WILD WOMEN, WILD - WELL - MIDDLE EAST


It’s not just the Orient that has a history of fighting and formidable women. The Assyrian records from the 8th Century BC cite a line of four queens who reigned over one of Assyrias vassal states in succession – Zabibe, Samsi (who led an armed rebellion against the Assyrian overlords. She lost, but at least we know she actively fought), Yatie and Te’el-hunu.
Semiramis of Assyria was a legendary queen even in the Ancient world – but it’s very hard to separate myth from fact. But the Hanging Gardens of Babylon were built in her name.
Stateira I of Persia is perhaps more interesting, because more factual. She was Darius III’s wife, and accompanied him to war – as was the custom for royal Persian women (this alone is significant, given where Persia was and the politics of what’s there now). Darius was defeated by Alexander, who then appears to have usurped his position in his own family as well.
Queen Tomyris ruled over the Massegetae in the 6th Century BC, and during her reign defeated and killed Cyris, the Persian King after he had invaded her land in an attempt at conquest.
In the 5th Century, Artemisia, Carian client-queen of Persia, counselled Xerxes to coordinate a land-and-sea attack on the Greeks, hitting both their army and navy. He ignored her advice, and attacked the Greek fleet at Salamis, ignoring their army. In the Battle of Salamis, Artemisia commanded five ships, and after the defeat, advised Xerxes to retreat. (That time he listened). She was held in such high regard, the Iranians named a destroyer after her in the 20th Century.
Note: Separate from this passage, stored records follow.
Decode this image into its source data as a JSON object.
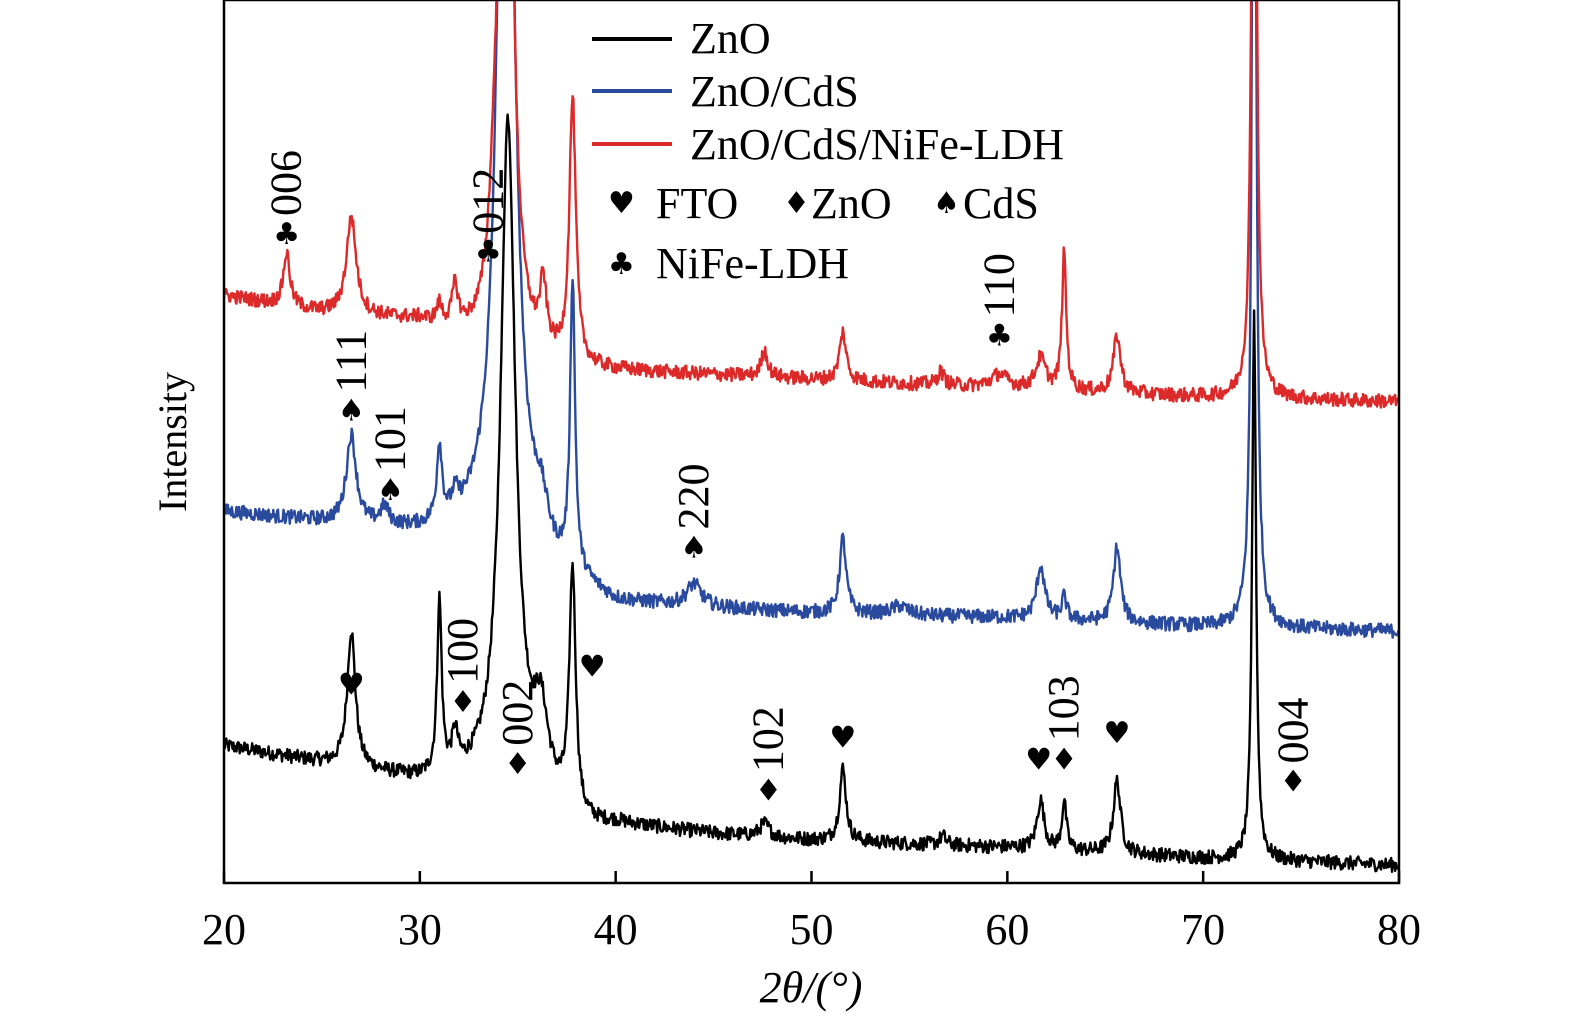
{
  "chart_data": {
    "type": "line",
    "title": "",
    "xlabel": "2θ/(°)",
    "ylabel": "Intensity",
    "xlim": [
      20,
      80
    ],
    "xticks": [
      20,
      30,
      40,
      50,
      60,
      70,
      80
    ],
    "grid": false,
    "y_ticks_shown": false,
    "legend_placement": "top-center",
    "legend_symbols": [
      {
        "symbol": "♥",
        "label": "FTO"
      },
      {
        "symbol": "♦",
        "label": "ZnO"
      },
      {
        "symbol": "♠",
        "label": "CdS"
      },
      {
        "symbol": "♣",
        "label": "NiFe-LDH"
      }
    ],
    "series": [
      {
        "name": "ZnO",
        "color": "#000000",
        "baseline": [
          [
            20,
            0.155
          ],
          [
            30,
            0.115
          ],
          [
            34,
            0.115
          ],
          [
            36,
            0.11
          ],
          [
            38,
            0.06
          ],
          [
            40,
            0.065
          ],
          [
            45,
            0.055
          ],
          [
            50,
            0.048
          ],
          [
            60,
            0.04
          ],
          [
            70,
            0.028
          ],
          [
            80,
            0.02
          ]
        ],
        "peaks": [
          {
            "x": 26.5,
            "h": 0.155,
            "w": 0.25
          },
          {
            "x": 31.0,
            "h": 0.195,
            "w": 0.14
          },
          {
            "x": 31.8,
            "h": 0.04,
            "w": 0.18
          },
          {
            "x": 34.5,
            "h": 0.75,
            "w": 0.45
          },
          {
            "x": 36.2,
            "h": 0.07,
            "w": 0.4
          },
          {
            "x": 37.8,
            "h": 0.28,
            "w": 0.2
          },
          {
            "x": 47.6,
            "h": 0.015,
            "w": 0.3
          },
          {
            "x": 51.6,
            "h": 0.082,
            "w": 0.2
          },
          {
            "x": 56.7,
            "h": 0.01,
            "w": 0.2
          },
          {
            "x": 61.7,
            "h": 0.055,
            "w": 0.22
          },
          {
            "x": 62.9,
            "h": 0.055,
            "w": 0.14
          },
          {
            "x": 65.6,
            "h": 0.082,
            "w": 0.22
          },
          {
            "x": 72.6,
            "h": 0.615,
            "w": 0.12
          }
        ]
      },
      {
        "name": "ZnO/CdS",
        "color": "#2a4a9e",
        "baseline": [
          [
            20,
            0.42
          ],
          [
            30,
            0.395
          ],
          [
            34,
            0.395
          ],
          [
            37,
            0.345
          ],
          [
            40,
            0.315
          ],
          [
            45,
            0.31
          ],
          [
            50,
            0.305
          ],
          [
            60,
            0.3
          ],
          [
            70,
            0.29
          ],
          [
            80,
            0.285
          ]
        ],
        "peaks": [
          {
            "x": 26.5,
            "h": 0.1,
            "w": 0.3
          },
          {
            "x": 28.2,
            "h": 0.02,
            "w": 0.25
          },
          {
            "x": 31.0,
            "h": 0.085,
            "w": 0.16
          },
          {
            "x": 31.8,
            "h": 0.02,
            "w": 0.2
          },
          {
            "x": 34.4,
            "h": 1.2,
            "w": 0.45
          },
          {
            "x": 36.2,
            "h": 0.04,
            "w": 0.4
          },
          {
            "x": 37.8,
            "h": 0.33,
            "w": 0.15
          },
          {
            "x": 44.0,
            "h": 0.025,
            "w": 0.45
          },
          {
            "x": 51.6,
            "h": 0.085,
            "w": 0.2
          },
          {
            "x": 54.5,
            "h": 0.01,
            "w": 0.5
          },
          {
            "x": 61.7,
            "h": 0.06,
            "w": 0.25
          },
          {
            "x": 62.9,
            "h": 0.025,
            "w": 0.15
          },
          {
            "x": 65.6,
            "h": 0.085,
            "w": 0.22
          },
          {
            "x": 72.6,
            "h": 1.3,
            "w": 0.12
          }
        ]
      },
      {
        "name": "ZnO/CdS/NiFe-LDH",
        "color": "#dc2a2a",
        "baseline": [
          [
            20,
            0.665
          ],
          [
            25,
            0.645
          ],
          [
            30,
            0.635
          ],
          [
            34,
            0.6
          ],
          [
            38,
            0.58
          ],
          [
            45,
            0.575
          ],
          [
            50,
            0.57
          ],
          [
            60,
            0.56
          ],
          [
            70,
            0.55
          ],
          [
            80,
            0.545
          ]
        ],
        "peaks": [
          {
            "x": 23.2,
            "h": 0.06,
            "w": 0.2
          },
          {
            "x": 26.5,
            "h": 0.11,
            "w": 0.3
          },
          {
            "x": 31.0,
            "h": 0.02,
            "w": 0.16
          },
          {
            "x": 31.8,
            "h": 0.045,
            "w": 0.18
          },
          {
            "x": 33.8,
            "h": 0.08,
            "w": 0.3
          },
          {
            "x": 34.4,
            "h": 1.2,
            "w": 0.3
          },
          {
            "x": 36.3,
            "h": 0.07,
            "w": 0.2
          },
          {
            "x": 37.8,
            "h": 0.3,
            "w": 0.2
          },
          {
            "x": 47.6,
            "h": 0.03,
            "w": 0.2
          },
          {
            "x": 51.6,
            "h": 0.055,
            "w": 0.2
          },
          {
            "x": 56.6,
            "h": 0.015,
            "w": 0.2
          },
          {
            "x": 59.6,
            "h": 0.015,
            "w": 0.5
          },
          {
            "x": 61.7,
            "h": 0.035,
            "w": 0.3
          },
          {
            "x": 62.9,
            "h": 0.155,
            "w": 0.13
          },
          {
            "x": 65.6,
            "h": 0.065,
            "w": 0.22
          },
          {
            "x": 72.6,
            "h": 1.2,
            "w": 0.12
          }
        ]
      }
    ],
    "annotations": [
      {
        "symbol": "♣",
        "label": "006",
        "x": 23.2,
        "y": 0.735
      },
      {
        "symbol": "♣",
        "label": "012",
        "x": 33.5,
        "y": 0.715
      },
      {
        "symbol": "♣",
        "label": "110",
        "x": 59.6,
        "y": 0.62
      },
      {
        "symbol": "♠",
        "label": "111",
        "x": 26.5,
        "y": 0.535
      },
      {
        "symbol": "♠",
        "label": "101",
        "x": 28.5,
        "y": 0.445
      },
      {
        "symbol": "♠",
        "label": "220",
        "x": 44.0,
        "y": 0.38
      },
      {
        "symbol": "♥",
        "label": "",
        "x": 26.5,
        "y": 0.225
      },
      {
        "symbol": "♦",
        "label": "100",
        "x": 32.2,
        "y": 0.205
      },
      {
        "symbol": "♦",
        "label": "002",
        "x": 35.0,
        "y": 0.135
      },
      {
        "symbol": "♥",
        "label": "",
        "x": 38.8,
        "y": 0.245
      },
      {
        "symbol": "♦",
        "label": "102",
        "x": 47.8,
        "y": 0.105
      },
      {
        "symbol": "♥",
        "label": "",
        "x": 51.6,
        "y": 0.165
      },
      {
        "symbol": "♥",
        "label": "",
        "x": 61.6,
        "y": 0.14
      },
      {
        "symbol": "♦",
        "label": "103",
        "x": 62.9,
        "y": 0.14
      },
      {
        "symbol": "♥",
        "label": "",
        "x": 65.6,
        "y": 0.17
      },
      {
        "symbol": "♦",
        "label": "004",
        "x": 74.6,
        "y": 0.115
      }
    ]
  }
}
And who could forget Dido of Carthage, who famously tricked the local North African tribes who had given her refuge after she fled her homeland – her brother had usurped the throne they were supposed to share – into granting her far more land than they’d anticipated. She asked for only the land she could enclose with a bull’s hide, and when they agreed (probably laughing up their sleeves), she cut the hide into thin strips and encircled an entire hill, upon which she founded Carthage. This required a knowledge of geometry as well as sheer chutzpah. (No wonder I’ve always liked her).